How many blogs have I written about the difference? Too many. What can you do as a couple? I have a few thoughts with advice, but I encourage you to explore and find your own, even creating a source for others if you’re willing.
One. Know what you’re looking for. This of course involves discussions between the two of you. What are you trying to find? What is the purpose? Can you temper the advice, knowing that your relationship is special and very different? You must truly understand that you are unique in many aspects of what you want and need to achieve.
Two. Navigate the sites with some caution. There are so many reputable locations such as Fetlife, but even this very popular website and social media location has its share of trolls. I’ve come across some true wackos who want sex and nothing else. However, once you weed through the bullshit, you can find so many incredible discussion groups for whatever you’re interested in learning about. Again, caution is the key, especially in the beginning. There are countless numbers of couples that have no problem sharing the good, the bad and the often ugly of their experiences.
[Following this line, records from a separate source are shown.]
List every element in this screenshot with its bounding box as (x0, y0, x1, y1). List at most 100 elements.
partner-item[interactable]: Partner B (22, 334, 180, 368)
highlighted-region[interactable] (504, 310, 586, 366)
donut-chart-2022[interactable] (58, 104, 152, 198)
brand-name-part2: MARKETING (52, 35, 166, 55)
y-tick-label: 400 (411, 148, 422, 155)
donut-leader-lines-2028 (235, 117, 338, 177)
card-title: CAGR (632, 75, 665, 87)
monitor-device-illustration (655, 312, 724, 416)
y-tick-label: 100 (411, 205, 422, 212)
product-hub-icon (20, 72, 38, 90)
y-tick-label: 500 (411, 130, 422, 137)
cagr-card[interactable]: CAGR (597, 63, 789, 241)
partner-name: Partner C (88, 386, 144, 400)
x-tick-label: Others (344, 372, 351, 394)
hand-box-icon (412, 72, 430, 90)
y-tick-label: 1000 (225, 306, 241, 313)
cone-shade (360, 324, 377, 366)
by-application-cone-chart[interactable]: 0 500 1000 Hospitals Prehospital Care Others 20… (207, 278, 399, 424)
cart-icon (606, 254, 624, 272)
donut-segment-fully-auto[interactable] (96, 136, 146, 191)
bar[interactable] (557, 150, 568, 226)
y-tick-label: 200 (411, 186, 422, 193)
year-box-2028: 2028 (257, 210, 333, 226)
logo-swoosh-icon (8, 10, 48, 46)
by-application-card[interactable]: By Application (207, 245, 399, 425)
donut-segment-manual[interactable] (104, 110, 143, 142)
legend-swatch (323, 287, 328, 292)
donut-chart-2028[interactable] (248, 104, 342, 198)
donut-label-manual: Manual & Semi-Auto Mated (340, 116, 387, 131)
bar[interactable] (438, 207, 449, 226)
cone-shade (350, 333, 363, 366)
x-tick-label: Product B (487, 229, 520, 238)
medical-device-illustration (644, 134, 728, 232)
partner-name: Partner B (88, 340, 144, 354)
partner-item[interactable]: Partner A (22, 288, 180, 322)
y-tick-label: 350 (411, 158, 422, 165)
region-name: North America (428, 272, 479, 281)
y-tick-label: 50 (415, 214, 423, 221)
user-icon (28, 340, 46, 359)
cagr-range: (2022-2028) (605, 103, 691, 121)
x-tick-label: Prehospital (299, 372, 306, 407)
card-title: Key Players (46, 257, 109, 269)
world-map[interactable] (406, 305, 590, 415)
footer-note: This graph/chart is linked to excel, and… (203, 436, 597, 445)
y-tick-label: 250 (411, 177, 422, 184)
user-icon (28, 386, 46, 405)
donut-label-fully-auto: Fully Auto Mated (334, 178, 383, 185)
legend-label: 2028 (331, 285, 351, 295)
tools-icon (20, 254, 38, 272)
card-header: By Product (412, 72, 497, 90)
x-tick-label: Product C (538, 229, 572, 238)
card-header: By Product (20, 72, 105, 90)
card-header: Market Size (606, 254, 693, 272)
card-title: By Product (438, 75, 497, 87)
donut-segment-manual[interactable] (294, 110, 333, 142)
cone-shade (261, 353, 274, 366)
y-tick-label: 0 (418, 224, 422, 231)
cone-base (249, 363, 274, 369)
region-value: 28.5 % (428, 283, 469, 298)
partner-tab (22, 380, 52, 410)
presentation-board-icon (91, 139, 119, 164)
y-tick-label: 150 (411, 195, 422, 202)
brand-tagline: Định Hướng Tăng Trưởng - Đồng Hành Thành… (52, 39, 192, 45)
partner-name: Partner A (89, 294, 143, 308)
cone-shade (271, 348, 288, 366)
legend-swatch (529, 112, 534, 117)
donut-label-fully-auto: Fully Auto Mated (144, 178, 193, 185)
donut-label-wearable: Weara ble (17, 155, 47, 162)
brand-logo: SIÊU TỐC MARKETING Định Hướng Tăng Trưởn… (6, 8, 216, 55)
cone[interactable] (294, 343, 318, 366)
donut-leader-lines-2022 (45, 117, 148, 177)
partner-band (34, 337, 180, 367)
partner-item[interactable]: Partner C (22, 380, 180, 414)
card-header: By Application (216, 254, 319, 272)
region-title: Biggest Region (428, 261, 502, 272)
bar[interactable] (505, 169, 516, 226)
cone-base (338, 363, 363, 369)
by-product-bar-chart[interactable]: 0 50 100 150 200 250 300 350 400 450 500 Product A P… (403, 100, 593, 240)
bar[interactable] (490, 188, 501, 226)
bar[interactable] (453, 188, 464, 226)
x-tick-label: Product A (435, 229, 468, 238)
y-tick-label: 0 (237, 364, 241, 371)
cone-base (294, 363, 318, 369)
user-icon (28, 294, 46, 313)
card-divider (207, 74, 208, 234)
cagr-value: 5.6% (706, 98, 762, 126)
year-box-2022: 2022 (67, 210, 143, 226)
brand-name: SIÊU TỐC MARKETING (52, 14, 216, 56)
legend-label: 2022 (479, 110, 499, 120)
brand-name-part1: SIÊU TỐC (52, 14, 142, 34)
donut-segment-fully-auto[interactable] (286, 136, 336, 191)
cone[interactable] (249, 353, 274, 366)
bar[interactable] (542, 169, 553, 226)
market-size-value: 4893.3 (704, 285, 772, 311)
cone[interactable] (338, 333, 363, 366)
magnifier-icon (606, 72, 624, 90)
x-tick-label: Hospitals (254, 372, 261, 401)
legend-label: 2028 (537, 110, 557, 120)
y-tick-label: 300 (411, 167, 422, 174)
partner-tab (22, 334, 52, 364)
Three. Take every bit of information with a grain of salt. If you’re trying to learn about the Violet Wand for example, don’t take the advice of one. This method of play or control can still be dangerous if used improperly. You have to read, learn, read more and experiment in a controlled and educated fashion. Anything less will result in distaste at minimum or bodily damage at maximum. You don’t want to have your desire crushed because of bad advice.
Four. Realize that you are indeed unique in your wants and needs. Don’t be afraid to ask the tough questions, knowing that you’re going to often receive direct answers. These answers might not be what you’re looking for. Everyone has an opinion. Sometime these are followed with direct criticism because the party or parties think they know better. Some long term lifestylers have very direct thoughts that seem biting. I’ve had many of these in my searches. Listen and glean what you can then mold to what you and your partner are looking for.
Five. Continue to learn during every step of your journey. There isn’t a day I don’t learn something or perhaps take pause. Many in the lifestyle simply want to share so you won’t step into the mess they did or perhaps they want to share in their joy. The information is fascinating and I love stepping back and seeing where and how their advice might fit in.
Bottom line, social media can be both enlightening and daunting. You can’t expect to learn everything you both need to know from reading a passage on any social media site. Just like you can’t and shouldn’t take their criticisms as gospel. Again, everyone has an opinion and so many certainly don’t mind telling you.
Whatever acronym you place on what you’re sharing with the special someone in your life, you know that living openly is… Well, you know. The majority of couples have to hide their true nature for fear of retribution. Will this change in decades to come? Who knows. I would like to think so, but I have my doubts. In the meantime, don’t feel like an island. You’re not. There are too many who embrace, enjoy and thrive in ways not previously possible. I hope this gives you some thoughts to discuss over the breakfast table today.